A: Well, the main thing about these killings looks to be that all the deaths resembled Nam-style casualties, the equipment, the methods, everything. Over there, nobody got killed the way this guy did. It's not playing by the rules. Also, if there were two guys up there, only one of them could have been Michael, and everybody's saying he did it by himself. And even if it was two guys, visibility for the guy firing would be really limited. He'd be leaning over one side of the plane, firing a weapon that probably wasn't mounted, so that makes your chances of accuracy pretty low.

Q: Do you think Michael knew how to fly a plane?

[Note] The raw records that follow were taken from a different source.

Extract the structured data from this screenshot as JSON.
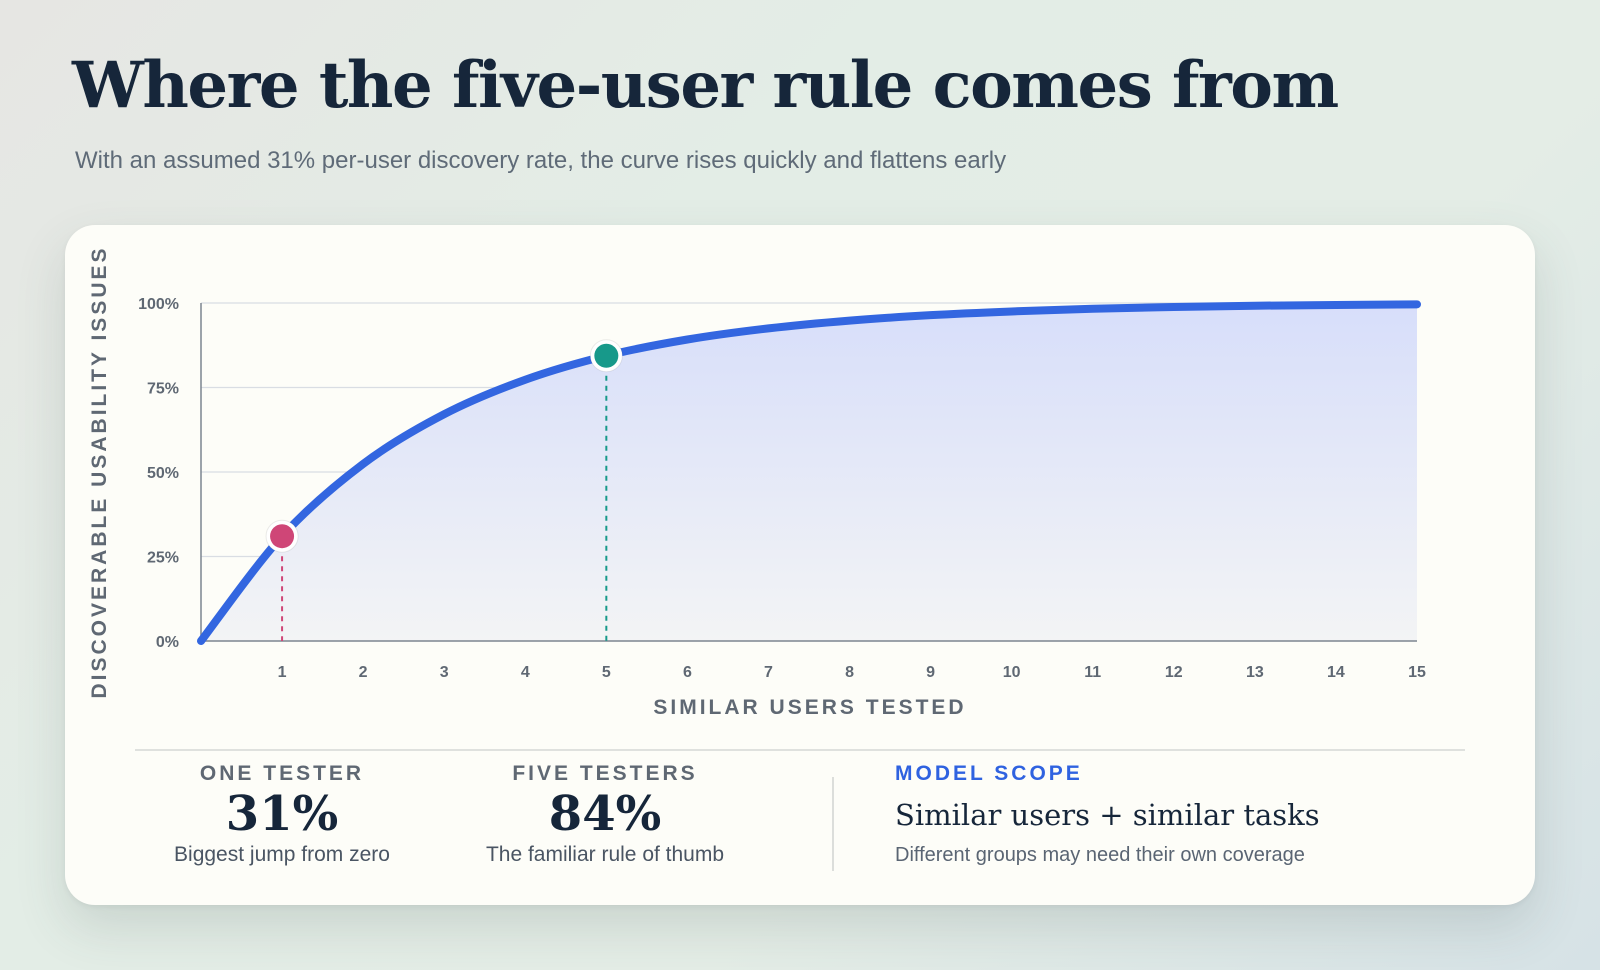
{
  "header": {
    "title": "Where the five-user rule comes from",
    "subtitle": "With an assumed 31% per-user discovery rate, the curve rises quickly and flattens early"
  },
  "chart_data": {
    "type": "area",
    "xlabel": "SIMILAR USERS TESTED",
    "ylabel": "DISCOVERABLE USABILITY ISSUES",
    "xlim": [
      0,
      15
    ],
    "ylim": [
      0,
      100
    ],
    "x_ticks": [
      "1",
      "2",
      "3",
      "4",
      "5",
      "6",
      "7",
      "8",
      "9",
      "10",
      "11",
      "12",
      "13",
      "14",
      "15"
    ],
    "y_ticks": [
      "0%",
      "25%",
      "50%",
      "75%",
      "100%"
    ],
    "grid": true,
    "series": [
      {
        "x": [
          0,
          1,
          2,
          3,
          4,
          5,
          6,
          7,
          8,
          9,
          10,
          11,
          12,
          13,
          14,
          15
        ],
        "values": [
          0,
          31,
          52.4,
          67.1,
          77.3,
          84.4,
          89.2,
          92.5,
          94.8,
          96.4,
          97.5,
          98.3,
          98.8,
          99.2,
          99.4,
          99.6
        ],
        "color": "#3366e0"
      }
    ],
    "highlights": [
      {
        "x": 1,
        "y": 31,
        "color": "#cf4677"
      },
      {
        "x": 5,
        "y": 84.4,
        "color": "#17998a"
      }
    ]
  },
  "stats": [
    {
      "label": "ONE TESTER",
      "value": "31%",
      "caption": "Biggest jump from zero"
    },
    {
      "label": "FIVE TESTERS",
      "value": "84%",
      "caption": "The familiar rule of thumb"
    }
  ],
  "scope": {
    "label": "MODEL SCOPE",
    "title": "Similar users + similar tasks",
    "caption": "Different groups may need their own coverage"
  },
  "colors": {
    "curve": "#3366e0",
    "accent": "#2f62e0",
    "one_tester": "#cf4677",
    "five_testers": "#17998a"
  }
}
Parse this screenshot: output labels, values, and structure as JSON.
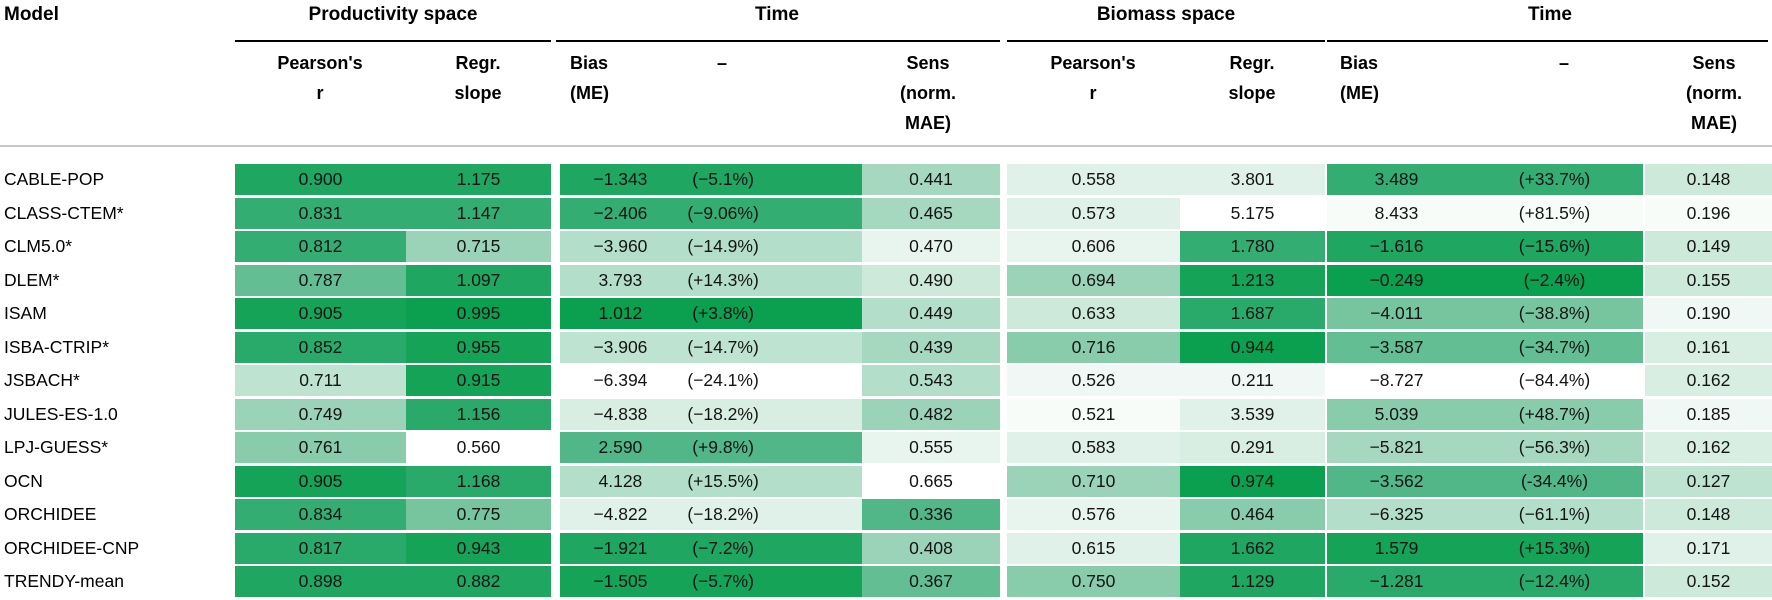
{
  "header": {
    "model_col": "Model",
    "groups": [
      {
        "label": "Productivity space"
      },
      {
        "label": "Time"
      },
      {
        "label": "Biomass space"
      },
      {
        "label": "Time"
      }
    ],
    "subheaders": [
      {
        "id": "prod-pearsons-r",
        "lines": "Pearson's\nr"
      },
      {
        "id": "prod-regr-slope",
        "lines": "Regr.\nslope"
      },
      {
        "id": "prod-bias-me",
        "lines": "Bias\n(ME)"
      },
      {
        "id": "prod-bias-pct-dash",
        "lines": "–"
      },
      {
        "id": "prod-sens-norm-mae",
        "lines": "Sens\n(norm.\nMAE)"
      },
      {
        "id": "bio-pearsons-r",
        "lines": "Pearson's\nr"
      },
      {
        "id": "bio-regr-slope",
        "lines": "Regr.\nslope"
      },
      {
        "id": "bio-bias-me",
        "lines": "Bias\n(ME)"
      },
      {
        "id": "bio-bias-pct-dash",
        "lines": "–"
      },
      {
        "id": "bio-sens-norm-mae",
        "lines": "Sens\n(norm.\nMAE)"
      }
    ]
  },
  "palette": {
    "ramp_stops": [
      "#ffffff",
      "#d8eee3",
      "#9ad3b7",
      "#3fb07c",
      "#0aa04f"
    ],
    "rule_black": "#000000",
    "rule_gray": "#c6c6c6",
    "text": "#141414"
  },
  "rows": [
    {
      "model": "CABLE-POP",
      "prod_r": "0.900",
      "prod_slope": "1.175",
      "prod_bias": "−1.343",
      "prod_pct": "(−5.1%)",
      "prod_sens": "0.441",
      "bio_r": "0.558",
      "bio_slope": "3.801",
      "bio_bias": "3.489",
      "bio_pct": "(+33.7%)",
      "bio_sens": "0.148",
      "shades": [
        9,
        9,
        9,
        4.5,
        2,
        2,
        8,
        3
      ]
    },
    {
      "model": "CLASS-CTEM*",
      "prod_r": "0.831",
      "prod_slope": "1.147",
      "prod_bias": "−2.406",
      "prod_pct": "(−9.06%)",
      "prod_sens": "0.465",
      "bio_r": "0.573",
      "bio_slope": "5.175",
      "bio_bias": "8.433",
      "bio_pct": "(+81.5%)",
      "bio_sens": "0.196",
      "shades": [
        8,
        8,
        8,
        4.5,
        2,
        0,
        0.5,
        0.5
      ]
    },
    {
      "model": "CLM5.0*",
      "prod_r": "0.812",
      "prod_slope": "0.715",
      "prod_bias": "−3.960",
      "prod_pct": "(−14.9%)",
      "prod_sens": "0.470",
      "bio_r": "0.606",
      "bio_slope": "1.780",
      "bio_bias": "−1.616",
      "bio_pct": "(−15.6%)",
      "bio_sens": "0.149",
      "shades": [
        8,
        5,
        4,
        1.5,
        1.5,
        8,
        9,
        3
      ]
    },
    {
      "model": "DLEM*",
      "prod_r": "0.787",
      "prod_slope": "1.097",
      "prod_bias": "3.793",
      "prod_pct": "(+14.3%)",
      "prod_sens": "0.490",
      "bio_r": "0.694",
      "bio_slope": "1.213",
      "bio_bias": "−0.249",
      "bio_pct": "(−2.4%)",
      "bio_sens": "0.155",
      "shades": [
        6.5,
        9,
        4,
        3,
        5,
        9.5,
        10,
        3
      ]
    },
    {
      "model": "ISAM",
      "prod_r": "0.905",
      "prod_slope": "0.995",
      "prod_bias": "1.012",
      "prod_pct": "(+3.8%)",
      "prod_sens": "0.449",
      "bio_r": "0.633",
      "bio_slope": "1.687",
      "bio_bias": "−4.011",
      "bio_pct": "(−38.8%)",
      "bio_sens": "0.190",
      "shades": [
        9.5,
        10,
        10,
        4,
        3,
        8.5,
        6,
        1
      ]
    },
    {
      "model": "ISBA-CTRIP*",
      "prod_r": "0.852",
      "prod_slope": "0.955",
      "prod_bias": "−3.906",
      "prod_pct": "(−14.7%)",
      "prod_sens": "0.439",
      "bio_r": "0.716",
      "bio_slope": "0.944",
      "bio_bias": "−3.587",
      "bio_pct": "(−34.7%)",
      "bio_sens": "0.161",
      "shades": [
        8.5,
        9.5,
        3.5,
        4.5,
        5.5,
        10,
        6.5,
        2.5
      ]
    },
    {
      "model": "JSBACH*",
      "prod_r": "0.711",
      "prod_slope": "0.915",
      "prod_bias": "−6.394",
      "prod_pct": "(−24.1%)",
      "prod_sens": "0.543",
      "bio_r": "0.526",
      "bio_slope": "0.211",
      "bio_bias": "−8.727",
      "bio_pct": "(−84.4%)",
      "bio_sens": "0.162",
      "shades": [
        3.5,
        9.5,
        0,
        4,
        1,
        1,
        0,
        2.5
      ]
    },
    {
      "model": "JULES-ES-1.0",
      "prod_r": "0.749",
      "prod_slope": "1.156",
      "prod_bias": "−4.838",
      "prod_pct": "(−18.2%)",
      "prod_sens": "0.482",
      "bio_r": "0.521",
      "bio_slope": "3.539",
      "bio_bias": "5.039",
      "bio_pct": "(+48.7%)",
      "bio_sens": "0.185",
      "shades": [
        5,
        8.5,
        2.5,
        5,
        0.5,
        2,
        5.5,
        1
      ]
    },
    {
      "model": "LPJ-GUESS*",
      "prod_r": "0.761",
      "prod_slope": "0.560",
      "prod_bias": "2.590",
      "prod_pct": "(+9.8%)",
      "prod_sens": "0.555",
      "bio_r": "0.583",
      "bio_slope": "0.291",
      "bio_bias": "−5.821",
      "bio_pct": "(−56.3%)",
      "bio_sens": "0.162",
      "shades": [
        5.5,
        0,
        7,
        1.5,
        2,
        2.5,
        4.5,
        2.5
      ]
    },
    {
      "model": "OCN",
      "prod_r": "0.905",
      "prod_slope": "1.168",
      "prod_bias": "4.128",
      "prod_pct": "(+15.5%)",
      "prod_sens": "0.665",
      "bio_r": "0.710",
      "bio_slope": "0.974",
      "bio_bias": "−3.562",
      "bio_pct": "(-34.4%)",
      "bio_sens": "0.127",
      "shades": [
        9.5,
        8.5,
        4,
        0,
        5,
        10,
        7,
        3.5
      ]
    },
    {
      "model": "ORCHIDEE",
      "prod_r": "0.834",
      "prod_slope": "0.775",
      "prod_bias": "−4.822",
      "prod_pct": "(−18.2%)",
      "prod_sens": "0.336",
      "bio_r": "0.576",
      "bio_slope": "0.464",
      "bio_bias": "−6.325",
      "bio_pct": "(−61.1%)",
      "bio_sens": "0.148",
      "shades": [
        8,
        6,
        2,
        7,
        1.5,
        5.5,
        4,
        3
      ]
    },
    {
      "model": "ORCHIDEE-CNP",
      "prod_r": "0.817",
      "prod_slope": "0.943",
      "prod_bias": "−1.921",
      "prod_pct": "(−7.2%)",
      "prod_sens": "0.408",
      "bio_r": "0.615",
      "bio_slope": "1.662",
      "bio_bias": "1.579",
      "bio_pct": "(+15.3%)",
      "bio_sens": "0.171",
      "shades": [
        8.5,
        9.5,
        9,
        5,
        2,
        9,
        9.5,
        2
      ]
    },
    {
      "model": "TRENDY-mean",
      "prod_r": "0.898",
      "prod_slope": "0.882",
      "prod_bias": "−1.505",
      "prod_pct": "(−5.7%)",
      "prod_sens": "0.367",
      "bio_r": "0.750",
      "bio_slope": "1.129",
      "bio_bias": "−1.281",
      "bio_pct": "(−12.4%)",
      "bio_sens": "0.152",
      "shades": [
        9,
        9,
        9.5,
        6.5,
        5.5,
        9,
        8.5,
        3
      ]
    }
  ],
  "chart_data": {
    "type": "table",
    "title": "Model evaluation in productivity space and biomass space",
    "column_groups": [
      "Productivity space",
      "Time",
      "Biomass space",
      "Time"
    ],
    "columns": [
      "Model",
      "Pearson's r (productivity)",
      "Regr. slope (productivity)",
      "Bias ME (productivity, time)",
      "Bias % (productivity, time)",
      "Sens norm. MAE (productivity, time)",
      "Pearson's r (biomass)",
      "Regr. slope (biomass)",
      "Bias ME (biomass, time)",
      "Bias % (biomass, time)",
      "Sens norm. MAE (biomass, time)"
    ],
    "rows": [
      [
        "CABLE-POP",
        0.9,
        1.175,
        -1.343,
        -5.1,
        0.441,
        0.558,
        3.801,
        3.489,
        33.7,
        0.148
      ],
      [
        "CLASS-CTEM*",
        0.831,
        1.147,
        -2.406,
        -9.06,
        0.465,
        0.573,
        5.175,
        8.433,
        81.5,
        0.196
      ],
      [
        "CLM5.0*",
        0.812,
        0.715,
        -3.96,
        -14.9,
        0.47,
        0.606,
        1.78,
        -1.616,
        -15.6,
        0.149
      ],
      [
        "DLEM*",
        0.787,
        1.097,
        3.793,
        14.3,
        0.49,
        0.694,
        1.213,
        -0.249,
        -2.4,
        0.155
      ],
      [
        "ISAM",
        0.905,
        0.995,
        1.012,
        3.8,
        0.449,
        0.633,
        1.687,
        -4.011,
        -38.8,
        0.19
      ],
      [
        "ISBA-CTRIP*",
        0.852,
        0.955,
        -3.906,
        -14.7,
        0.439,
        0.716,
        0.944,
        -3.587,
        -34.7,
        0.161
      ],
      [
        "JSBACH*",
        0.711,
        0.915,
        -6.394,
        -24.1,
        0.543,
        0.526,
        0.211,
        -8.727,
        -84.4,
        0.162
      ],
      [
        "JULES-ES-1.0",
        0.749,
        1.156,
        -4.838,
        -18.2,
        0.482,
        0.521,
        3.539,
        5.039,
        48.7,
        0.185
      ],
      [
        "LPJ-GUESS*",
        0.761,
        0.56,
        2.59,
        9.8,
        0.555,
        0.583,
        0.291,
        -5.821,
        -56.3,
        0.162
      ],
      [
        "OCN",
        0.905,
        1.168,
        4.128,
        15.5,
        0.665,
        0.71,
        0.974,
        -3.562,
        -34.4,
        0.127
      ],
      [
        "ORCHIDEE",
        0.834,
        0.775,
        -4.822,
        -18.2,
        0.336,
        0.576,
        0.464,
        -6.325,
        -61.1,
        0.148
      ],
      [
        "ORCHIDEE-CNP",
        0.817,
        0.943,
        -1.921,
        -7.2,
        0.408,
        0.615,
        1.662,
        1.579,
        15.3,
        0.171
      ],
      [
        "TRENDY-mean",
        0.898,
        0.882,
        -1.505,
        -5.7,
        0.367,
        0.75,
        1.129,
        -1.281,
        -12.4,
        0.152
      ]
    ],
    "color_encoding": "per-cell green shading, darker green = better skill, white = worst",
    "legend_position": "none",
    "grid": false
  }
}
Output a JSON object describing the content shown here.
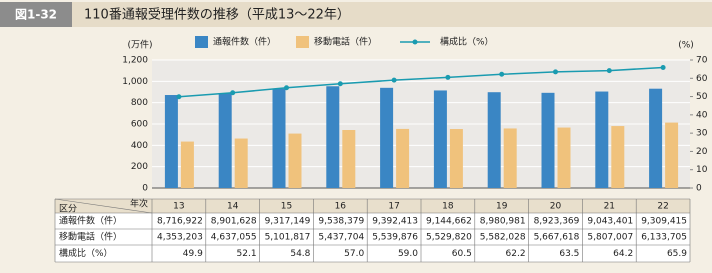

A: I have no idea. The plane killing was the trickiest of the bunch, no doubt about it. To pick off one guy when others were standing right near by, that's a hell of a job, very fancy maneuvering. You've gotta fly in there real low and also be going slow enough to fire dead on. You sure wouldn't ordinarily do that to single out one target. It would be the safe way to strafe some whole group, just to disperse them and wipe out as many as you could in a hurry. That's what makes this particular one crazy. It took so much skill to pull off, but it was a dumb way to do it in the first place. There's plenty of methods they didn't use in any of the five killings that could have worked pretty easily here. There were no knives or bayonets involved in any of the five, for instance. After grenades, that was probably the most common form of killing over there, if you're talking about personal combat, not counting bombing, I mean. If he wanted to, he could also have tried something with chemical defoliants. A couple of these guys owned farm land, that might have been a way to do it. Like I said, I'm not that imaginative a guy, but I think I'd have done a couple of numbers better than these if I worked on it a little. All I'm saying is the way these were done doesn't look as impressive to me as to some people. It is true, he was good at getting them all within so short a time, and he did take care of every one of the five, but after that, there's not much to brag about. It wasn't efficient enough, not by a long shot. It was a big show, like that Deerhunter movie.

Q: What do you mean?

A; That Russian roulette thing. I never heard of that happening, but when I saw the movie, that's sort of the way it felt. It didn't matter if it was true or not. If I really stop and think what I went through over there, it was definitely a hell hole I would like never to go back to, even if I got through it all right. When I saw people at that movie getting sick over what they were watching, that felt exactly right. The same with these murders.. Even the way they were sloppy and could have been screwed up, it was like being back there again. If it was Michael who was the perpetrator, then for that I've got to hand it to him. However the fuck he did it, he brought Vietnam to Yuba City. And I think that's all I want to say about this stuff.